王玄恕叹道:“淑妮从小是个只顾自身利益的人,只喜欢强大的男人,非常善变,照我猜估,她是借与我说话从而可顺理成章的见少帅。少帅小心点,说到底她仍是李渊目前最宠幸的爱妃。”

寇仲一震道:“还是玄恕清醒点,对!这大有可能是杨虚彦的阴谋,要引起李渊的杀机。再从而推之,李渊应尚未有杀我之心,否则何用劳烦我们的董贵妃?”寇仲暗里出了身冷汗,他因尚秀芳的事,直至刚才仍是糊里糊涂的,故思路不清,幸好有王玄恕的话当头棒喝。

王玄恕点头同意道:“请少帅小心!她在最高的第三层楼恭候少帅大驾。”

寇仲晋入得刀后忘刀的境界,整个人轻松起来,抛开男女私情的烦困,拍拍王玄恕肩头,进入花萼楼广阔的地厅,向王玄恕道:“有很多事我们不能倚仗李神通,所以必须设法建立我们和雷大哥方面的联系,此事要加倍小心。我自己上楼可也,你去办事吧!”王玄恕应命而去。

花萼楼布置考究古雅,尽显李渊世阀之主的品味,下层是可筵开十席的大堂,有数组桌椅,满铺龙纹地毡,以名贵字画装饰墙壁。二楼是办公所在,可知李渊即使携妃嫔到此避暑,仍不是不用处理公务。三楼以屏风分隔,一边是个小厅,另一边是寝室。董淑妮在三楼候他,已带着惹人猜疑的味道。

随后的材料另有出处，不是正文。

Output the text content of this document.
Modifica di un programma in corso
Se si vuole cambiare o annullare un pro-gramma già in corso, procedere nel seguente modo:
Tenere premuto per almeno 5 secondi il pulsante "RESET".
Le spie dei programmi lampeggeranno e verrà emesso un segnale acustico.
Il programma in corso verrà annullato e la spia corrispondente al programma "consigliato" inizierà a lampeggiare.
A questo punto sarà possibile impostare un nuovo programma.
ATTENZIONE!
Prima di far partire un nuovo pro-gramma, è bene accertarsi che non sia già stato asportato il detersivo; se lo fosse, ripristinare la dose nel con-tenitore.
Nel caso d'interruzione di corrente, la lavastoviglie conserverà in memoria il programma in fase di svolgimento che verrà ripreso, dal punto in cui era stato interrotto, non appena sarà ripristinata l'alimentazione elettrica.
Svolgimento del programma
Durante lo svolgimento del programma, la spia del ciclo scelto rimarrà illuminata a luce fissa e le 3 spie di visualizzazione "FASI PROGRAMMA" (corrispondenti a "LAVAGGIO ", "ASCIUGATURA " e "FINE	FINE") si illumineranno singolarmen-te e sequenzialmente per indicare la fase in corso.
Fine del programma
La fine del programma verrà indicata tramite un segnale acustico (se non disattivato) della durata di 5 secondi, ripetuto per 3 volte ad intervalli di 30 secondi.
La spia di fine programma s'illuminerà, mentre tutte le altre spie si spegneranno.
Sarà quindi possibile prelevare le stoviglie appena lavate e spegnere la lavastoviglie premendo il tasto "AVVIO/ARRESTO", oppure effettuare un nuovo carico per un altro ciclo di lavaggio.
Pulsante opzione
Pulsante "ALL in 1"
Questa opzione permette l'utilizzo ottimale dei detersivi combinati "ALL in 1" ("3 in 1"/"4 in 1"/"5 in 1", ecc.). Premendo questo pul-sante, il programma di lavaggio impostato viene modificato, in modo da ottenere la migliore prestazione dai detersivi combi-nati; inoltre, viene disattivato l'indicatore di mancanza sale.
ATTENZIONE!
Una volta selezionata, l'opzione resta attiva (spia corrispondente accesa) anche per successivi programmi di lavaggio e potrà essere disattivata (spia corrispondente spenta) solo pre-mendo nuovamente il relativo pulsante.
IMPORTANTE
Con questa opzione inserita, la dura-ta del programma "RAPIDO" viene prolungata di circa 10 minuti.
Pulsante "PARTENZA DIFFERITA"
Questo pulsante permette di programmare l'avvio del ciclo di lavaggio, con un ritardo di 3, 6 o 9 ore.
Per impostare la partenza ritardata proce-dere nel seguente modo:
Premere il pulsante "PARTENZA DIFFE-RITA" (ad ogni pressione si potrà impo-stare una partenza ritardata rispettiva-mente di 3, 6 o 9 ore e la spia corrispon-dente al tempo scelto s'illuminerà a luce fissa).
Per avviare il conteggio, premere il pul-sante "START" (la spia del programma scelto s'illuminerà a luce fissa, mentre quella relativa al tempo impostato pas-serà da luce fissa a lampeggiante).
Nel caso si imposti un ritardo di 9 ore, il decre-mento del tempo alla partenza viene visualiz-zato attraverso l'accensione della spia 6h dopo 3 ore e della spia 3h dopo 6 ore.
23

登上二楼,十多名禁卫守在登上三楼的楠木阶梯处,见到寇仲,肃立敬礼。寇仲一眼扫去,众卫功力深浅一目了然,只其中一人看不透,微笑往他们走去。那他看不透者是个彪形壮汉,脸容粗豪古拙,颇有霸气,身材与寇仲相若,他的眼神敛而不露,乍看与其他禁卫没多大分别,只是较神气些,可是怎瞒得过寇仲?那人显是众卫的头子,趋前一步不亢不卑地说道:“少帅请移驾登楼,董贵妃正恭候少帅。”

寇仲淡淡地说道:“想不到阀主手下有像老兄般的人物,请问高姓大名?”

那人双目神光一闪,腰肢微伸,整个人立见转变,生出令人感到他能抵受任何冲击的气势,脸上泛起倨傲神色,直视寇仲道:“少帅夸奖,在下颜历,受皇上之命负起保护董贵妃之责。”